If it's a "real" triscuit I belive Yale has them tested at 50psf load with the stud walls at the 4' centers, obvioulsy this goes up more than exponetially if you add a center support. Typically I use 24" centers since my triscuits are slightly less beefy than those produced at Yale. I have a rather large installation upstairs right now, If I can remember to bring my camera in I'll snap a few pics.


----------



## leistico (Aug 27, 2008)

We built triscuits as our apron (30" rise from concrete house floor to stage deck, triscuits 3/4" ply on both sides, 2x4's ripped to 1 1/8" true thickness for 1" and 2" internal structure, otherwise built to Yale design) and we have 12 of them, two rows of six across, and we have them on three stud walls w/ studs on 24" centers, with 1/4" ply / lauan "cornerblocks" every few openings as diagonal bracing on the walls.

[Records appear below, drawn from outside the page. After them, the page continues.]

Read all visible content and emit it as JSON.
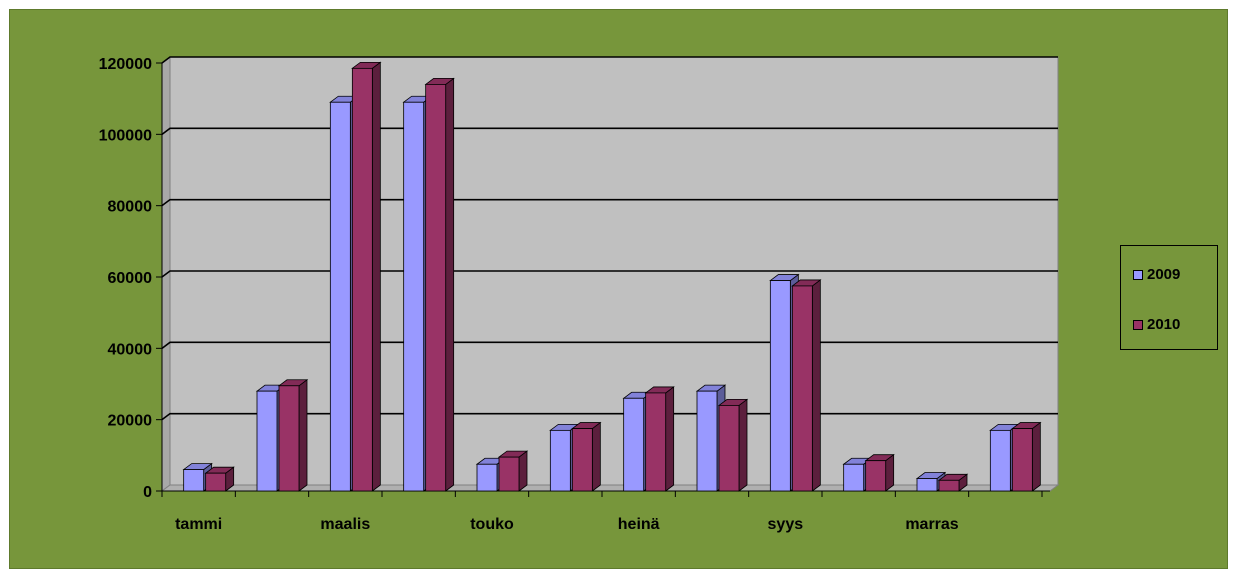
{
  "chart_data": {
    "type": "bar",
    "categories": [
      "tammi",
      "",
      "maalis",
      "",
      "touko",
      "",
      "heinä",
      "",
      "syys",
      "",
      "marras",
      ""
    ],
    "series": [
      {
        "name": "2009",
        "color": "#9999ff",
        "values": [
          6000,
          28000,
          109000,
          109000,
          7500,
          17000,
          26000,
          28000,
          59000,
          7500,
          3500,
          17000
        ]
      },
      {
        "name": "2010",
        "color": "#993366",
        "values": [
          5000,
          29500,
          118500,
          114000,
          9500,
          17500,
          27500,
          24000,
          57500,
          8500,
          3000,
          17500
        ]
      }
    ],
    "y_ticks": [
      "0",
      "20000",
      "40000",
      "60000",
      "80000",
      "100000",
      "120000"
    ],
    "ylim": [
      0,
      120000
    ],
    "title": "",
    "xlabel": "",
    "ylabel": "",
    "legend_position": "right",
    "colors": {
      "background": "#77963b",
      "plot_area": "#c0c0c0",
      "gridline": "#000000"
    }
  }
}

It's held up beautifully for a year now. Initially, I built a triscuit (to test it) and sat it on two 2x4's sitting on the floor, and had as many people stand on it as could physically fit (5 or 6 big folks), plus jump up and down together, and there was no visible deflection from the standing or jumping. They're designed to sit on two studwalls--or two "halves" of studwalls, as the 1" sides allow the 2" stringers to be just sitting over the studwalls by about 3/4" on each side, if the studwall is underneath where two rows come together (incl. 1/8" gap for squeak elimination). If they're built to spec, the studwalls on the edges are all you need.

The only maintenance I've had to do on the floor is to paint it and retighten a few of the bolts I used to hold the triscuits to the stud walls -- should've used lock washers (duh!)


----------